As the date for embracing new ULIP guidelines come closer insurance industry and customers are vary of each other as no one knows how the other will react. While a section of the population is rejoicing on the directives of IRDA as they have been victim of rampant misselling by insurance companies others are confused that what shape one of their most preferred investment tool will take.
Though in the name of Aam aadmi IRDA has come out with the new set of guidelines for ULIPs, which comes immediately after the new set of guidelines issued by SEBI for Mutual Fund industry which were also in the name of Aam Aadmi. Apart the concern for aam aadmi the other common things between these guidelines are that, they are threatening not only the growth of these industries but also their very existence and also aam aadmi is being used as the façade to fulfill the directives of the khas aadmi i.e their political master, which is Finance Minister of this country.
If both the regulators are so concerned for the aam aadmi then they should have acted against the customer complaints more effectively. Can these regulators tell what concrete steps have they taken to stop misselling may be some thing like canceling the licenses of insurance/mutual fund agents or asking the concerned company to stop operations for some days or even canceling the license of an organization if really things were so bad. Why have these regulators not taken a single strong step against any organization which was involved in misselling and turn it into an example for others? The reason is simple, these regulators are not interested in the benefit of aam aadmi.
We all know that ULIPs are more transparent than traditional products because in ULIPs we know what are the charges and what amount will be invested. But can we say same thing about traditional plans? As a customer you are clueless about the charges and investment in traditional plans.
How can one be sure that there will be no misselling in case of traditional plans?

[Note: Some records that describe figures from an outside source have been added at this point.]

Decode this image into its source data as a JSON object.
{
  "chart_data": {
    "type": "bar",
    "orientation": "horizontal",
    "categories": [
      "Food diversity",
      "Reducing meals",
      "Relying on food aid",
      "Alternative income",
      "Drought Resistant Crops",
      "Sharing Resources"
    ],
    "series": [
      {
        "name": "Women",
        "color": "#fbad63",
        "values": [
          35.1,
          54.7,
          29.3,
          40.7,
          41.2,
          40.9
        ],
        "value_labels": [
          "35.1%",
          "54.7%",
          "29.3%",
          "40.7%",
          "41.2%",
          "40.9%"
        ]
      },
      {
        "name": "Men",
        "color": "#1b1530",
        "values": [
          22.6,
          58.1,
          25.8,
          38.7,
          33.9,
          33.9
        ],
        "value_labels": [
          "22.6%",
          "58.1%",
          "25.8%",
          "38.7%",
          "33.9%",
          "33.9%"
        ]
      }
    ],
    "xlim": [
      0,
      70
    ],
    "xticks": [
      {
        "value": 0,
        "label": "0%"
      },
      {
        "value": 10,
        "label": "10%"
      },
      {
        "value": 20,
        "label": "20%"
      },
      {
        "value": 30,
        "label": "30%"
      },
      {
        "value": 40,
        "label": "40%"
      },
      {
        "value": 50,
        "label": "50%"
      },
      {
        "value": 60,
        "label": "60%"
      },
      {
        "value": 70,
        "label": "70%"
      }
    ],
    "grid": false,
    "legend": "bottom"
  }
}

Well the argument will be that returns are fixed hence there is no chance of misrepresentation on returns, which is half true as fixed return are only half of the total return, other half is bonuses which can not be guaranteed and there is every chance of misrepresenting it.
There has been a lot of hoopla and hype on the commission charges in ULIPs which are in range of 15-50% and in some cases it goes upto 80% but then charges in traditional plans are also in the range of 40-50% with corporate agents now asking for their commissions to be pegged at 80% (as per media reports) and IRDA has declined to intervene as it finds traditional plans to be matured.
In case of mutual fund industry the case is even more curious. Where misselling was largly restricted to selling of an existing plan and investing the amount in NFO and commissions were in range of 2-5%. There is no sense in making lakhs of agents redundant.
So then why so much tamasha and nautanki by these regulators? Only reason for these steps is that government wants cheap money to flow in its coffers for its various aam janta centric development programs. If government borrows money from RBI then it squeezes money from the system and push the interest rates higher which are already high and hence impact economy negatively. If government prints the currency to cover the deficit then it would push inflation higher which is already very high. So this is the only means left to raise the funds for government programs. We know traditional plans invest in government bond and securities so this money will directly go in government coffers and not in stock market also with no commissions in selling mutual funds the numbers of agent will dwindle drastically hence less FOS to sell Mutual Fund so again less money will flow in stock market and more investment in government schemes like PPF/NSC/KVP etc.
Welcome to the mean and dirty world of politics where on our money, governments wants to win elections by putting our jobs at risk. let’s not forget, a section of media was also hand in glove with government and played an active role in creating negative atmosphere and impression in the minds of investing public.